Proteins are biological machines that make life possible. Faulty proteins can lead to diseases and many proteins are targets for drugs. Therefore, it is very important to understand how proteins function. Over the past decades methods have been developed to determine the structure of proteins – an astonishing feat since proteins are typically a billionth of a meter small. However, a structure is frozen in time. Yet to understand protein function, we need to understand how proteins move. Also, we need to know how a protein interact with other molecules.
Solution-state nuclear magnetic resonance (NMR) is a scientific method that is particularly well-suited to determine how molecules move and how they interact. However, NMR has one major disadvantage: It can only be applied to small molecules. One might assume that all proteins are small, but that is not actually the case. Some are 3 nanometer in diameter (quite small) others might be bigger than 15 nanometers (quite big). Unfortunately, many proteins that we are interested in are either big or function together with other proteins so that they form what is called a protein complex.
Here we show how NMR can be applied to very big protein complexes that consist of many non-identical proteins (asymmetric protein complexes). As our “work horse” protein we chose the RNA exosome. The exosome is a molecular machines that degrades RNA, the building plan of proteins, into small pieces. It consists of 10 distinct proteins. That makes it a giant in the world of proteins. The process of RNA degradation by the exosome is vital for all organisms be it humans, mice or yeast. Faulty exosomes can cause severe diseases in humans. So we are looking at an absolutely essential protein complex.
Why then isn’t it possible to look at big protein complexes by NMR? The exosome consists of roughly 55000 atoms and most of them could potentially give rise to an NMR signal – far too many to be manageable. More importantly, the larger a protein, the broader its NMR signals (for quantum mechanical reasons). For large proteins, signals are so broad that they disappear in the noise.
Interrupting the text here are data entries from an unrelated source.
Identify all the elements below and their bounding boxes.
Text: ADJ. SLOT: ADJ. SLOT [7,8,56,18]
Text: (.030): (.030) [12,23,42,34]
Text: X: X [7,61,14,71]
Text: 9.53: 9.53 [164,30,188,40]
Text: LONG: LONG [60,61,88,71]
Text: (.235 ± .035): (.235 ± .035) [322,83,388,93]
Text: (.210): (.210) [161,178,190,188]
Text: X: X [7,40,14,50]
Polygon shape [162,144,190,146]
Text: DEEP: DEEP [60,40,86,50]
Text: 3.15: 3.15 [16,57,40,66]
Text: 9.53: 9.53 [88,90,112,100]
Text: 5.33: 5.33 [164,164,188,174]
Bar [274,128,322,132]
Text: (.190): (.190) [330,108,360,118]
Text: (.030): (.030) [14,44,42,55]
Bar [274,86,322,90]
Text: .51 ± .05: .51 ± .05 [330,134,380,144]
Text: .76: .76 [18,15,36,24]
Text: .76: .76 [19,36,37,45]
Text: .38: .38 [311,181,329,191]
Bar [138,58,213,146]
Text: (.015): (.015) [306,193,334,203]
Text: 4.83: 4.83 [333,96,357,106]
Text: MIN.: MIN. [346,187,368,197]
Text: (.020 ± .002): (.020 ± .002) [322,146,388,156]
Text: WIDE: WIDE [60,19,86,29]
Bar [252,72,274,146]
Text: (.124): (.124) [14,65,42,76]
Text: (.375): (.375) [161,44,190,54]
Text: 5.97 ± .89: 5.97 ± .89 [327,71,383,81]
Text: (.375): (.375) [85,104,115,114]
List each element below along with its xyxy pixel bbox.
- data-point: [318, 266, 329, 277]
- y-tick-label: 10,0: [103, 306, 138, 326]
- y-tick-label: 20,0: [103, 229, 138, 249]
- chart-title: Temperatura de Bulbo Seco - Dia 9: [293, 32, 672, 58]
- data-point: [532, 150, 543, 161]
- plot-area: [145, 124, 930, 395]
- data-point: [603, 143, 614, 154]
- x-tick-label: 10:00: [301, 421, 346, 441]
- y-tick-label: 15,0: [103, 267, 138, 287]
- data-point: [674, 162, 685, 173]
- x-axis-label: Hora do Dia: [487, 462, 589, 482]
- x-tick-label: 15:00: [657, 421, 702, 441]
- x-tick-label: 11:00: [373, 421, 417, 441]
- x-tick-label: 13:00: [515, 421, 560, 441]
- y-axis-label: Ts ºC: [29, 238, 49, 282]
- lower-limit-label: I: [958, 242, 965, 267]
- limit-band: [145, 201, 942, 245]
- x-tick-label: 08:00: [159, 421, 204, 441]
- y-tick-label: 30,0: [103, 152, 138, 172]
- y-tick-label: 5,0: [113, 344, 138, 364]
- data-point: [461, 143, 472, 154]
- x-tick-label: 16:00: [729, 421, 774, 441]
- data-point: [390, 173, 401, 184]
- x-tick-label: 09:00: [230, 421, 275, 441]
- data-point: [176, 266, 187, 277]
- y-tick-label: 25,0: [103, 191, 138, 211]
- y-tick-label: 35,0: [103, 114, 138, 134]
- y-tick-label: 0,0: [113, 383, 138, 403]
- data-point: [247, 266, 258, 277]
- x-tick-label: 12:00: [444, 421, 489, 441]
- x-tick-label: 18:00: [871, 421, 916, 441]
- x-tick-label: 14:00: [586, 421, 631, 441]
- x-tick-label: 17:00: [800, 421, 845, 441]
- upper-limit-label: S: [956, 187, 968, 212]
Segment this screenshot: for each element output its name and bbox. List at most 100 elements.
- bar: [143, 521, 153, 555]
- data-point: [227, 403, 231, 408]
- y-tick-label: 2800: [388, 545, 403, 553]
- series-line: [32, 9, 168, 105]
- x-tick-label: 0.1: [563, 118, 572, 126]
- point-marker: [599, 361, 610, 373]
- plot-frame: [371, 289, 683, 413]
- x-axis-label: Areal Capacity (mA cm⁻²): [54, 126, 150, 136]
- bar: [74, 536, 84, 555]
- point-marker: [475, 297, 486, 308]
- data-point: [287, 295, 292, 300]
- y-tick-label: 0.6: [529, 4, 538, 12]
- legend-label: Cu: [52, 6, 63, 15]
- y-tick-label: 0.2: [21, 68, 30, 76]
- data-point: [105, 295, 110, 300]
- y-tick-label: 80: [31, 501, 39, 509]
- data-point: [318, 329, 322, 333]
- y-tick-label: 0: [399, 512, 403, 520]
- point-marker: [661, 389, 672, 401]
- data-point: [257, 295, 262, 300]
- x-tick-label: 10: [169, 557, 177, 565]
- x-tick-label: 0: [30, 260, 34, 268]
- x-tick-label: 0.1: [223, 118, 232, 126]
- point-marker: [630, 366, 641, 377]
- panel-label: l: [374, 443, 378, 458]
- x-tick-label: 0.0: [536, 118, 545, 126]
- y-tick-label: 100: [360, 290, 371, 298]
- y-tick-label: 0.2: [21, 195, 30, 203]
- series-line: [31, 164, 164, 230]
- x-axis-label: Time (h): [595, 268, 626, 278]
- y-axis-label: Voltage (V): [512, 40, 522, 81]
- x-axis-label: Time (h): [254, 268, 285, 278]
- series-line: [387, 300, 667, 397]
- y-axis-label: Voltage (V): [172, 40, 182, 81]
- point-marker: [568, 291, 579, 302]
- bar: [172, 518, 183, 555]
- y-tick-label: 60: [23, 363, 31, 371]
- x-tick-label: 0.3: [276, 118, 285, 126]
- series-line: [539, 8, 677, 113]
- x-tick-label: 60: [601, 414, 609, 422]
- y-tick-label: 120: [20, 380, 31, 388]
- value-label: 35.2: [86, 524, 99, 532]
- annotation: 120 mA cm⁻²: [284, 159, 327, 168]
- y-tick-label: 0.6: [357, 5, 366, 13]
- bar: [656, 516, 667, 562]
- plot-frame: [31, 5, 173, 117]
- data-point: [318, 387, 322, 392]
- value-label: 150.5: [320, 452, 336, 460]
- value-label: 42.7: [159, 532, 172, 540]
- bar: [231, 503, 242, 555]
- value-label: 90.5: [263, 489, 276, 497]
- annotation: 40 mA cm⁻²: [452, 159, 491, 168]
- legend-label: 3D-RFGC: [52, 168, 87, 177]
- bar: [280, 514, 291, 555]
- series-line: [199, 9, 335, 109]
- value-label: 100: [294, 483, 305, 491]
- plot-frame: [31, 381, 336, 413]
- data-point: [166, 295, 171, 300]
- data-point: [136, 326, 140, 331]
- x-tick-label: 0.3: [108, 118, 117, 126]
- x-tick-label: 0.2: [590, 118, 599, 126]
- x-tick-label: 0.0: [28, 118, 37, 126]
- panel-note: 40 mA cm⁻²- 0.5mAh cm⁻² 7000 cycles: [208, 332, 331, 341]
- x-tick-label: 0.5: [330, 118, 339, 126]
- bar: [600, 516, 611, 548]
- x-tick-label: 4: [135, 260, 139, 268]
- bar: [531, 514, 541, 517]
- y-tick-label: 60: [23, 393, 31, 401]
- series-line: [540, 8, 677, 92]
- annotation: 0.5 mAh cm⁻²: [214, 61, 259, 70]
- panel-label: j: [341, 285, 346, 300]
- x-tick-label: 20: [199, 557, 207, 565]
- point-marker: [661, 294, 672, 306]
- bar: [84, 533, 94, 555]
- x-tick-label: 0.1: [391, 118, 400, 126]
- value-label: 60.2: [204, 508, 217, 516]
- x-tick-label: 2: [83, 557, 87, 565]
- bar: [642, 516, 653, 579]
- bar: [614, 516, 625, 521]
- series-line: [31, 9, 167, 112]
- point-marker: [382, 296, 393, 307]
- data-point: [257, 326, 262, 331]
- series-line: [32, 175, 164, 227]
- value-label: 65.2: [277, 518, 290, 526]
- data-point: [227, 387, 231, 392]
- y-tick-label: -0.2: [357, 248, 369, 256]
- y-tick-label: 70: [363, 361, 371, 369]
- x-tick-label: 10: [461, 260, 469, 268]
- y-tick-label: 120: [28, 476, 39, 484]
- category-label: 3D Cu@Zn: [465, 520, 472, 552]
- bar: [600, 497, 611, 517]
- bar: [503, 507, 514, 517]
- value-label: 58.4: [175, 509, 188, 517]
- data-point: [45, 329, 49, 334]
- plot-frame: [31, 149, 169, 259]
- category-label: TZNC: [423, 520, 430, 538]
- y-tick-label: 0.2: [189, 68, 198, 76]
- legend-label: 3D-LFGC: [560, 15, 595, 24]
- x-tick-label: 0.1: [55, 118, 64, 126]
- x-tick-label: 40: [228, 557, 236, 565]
We can counter both of these problems with a trick. Proteins consist of 20 different types of building blocks, called amino acids. Recent developments in bioengineering make it possible to produce proteins in such a way that only 1 or 2 types of these amino acids are visible in an NMR experiment. In addition, we can pick 2 amino acids for which the signal broadening problem is not so severe (again quantum mechanics). The procedure is called methyl-labeling. As a result only very few atom groups (typically 10-30) give rise to signals. This is enough to monitor every part of the exosome. Alternatively, we can also incorporate one single fluorine atom into a protein resulting in an NMR spectrum with one single peak. In addition to methyl- and fluorine-labeling techniques, improvements in the software and hardware of NMR spectrometers make it possible to obtain even sharper signals. When all of these recent developments are combined, we can look at individual atoms of molecular giants, like the exosome, and study their motion, interactions with other atoms and their localization inside the exosome.
We thus demonstrate how it is possible to study dynamics and molecular interactions of big molecular machines, like the RNA exosome, by NMR. The approach provides information that is complementary to structural studies and thus advances our understanding of how big molecular machines function. This in turn is invaluable to understand how a cell sustains what we call life and to understand what happens when the machines malfunction, i.e. to understand disease.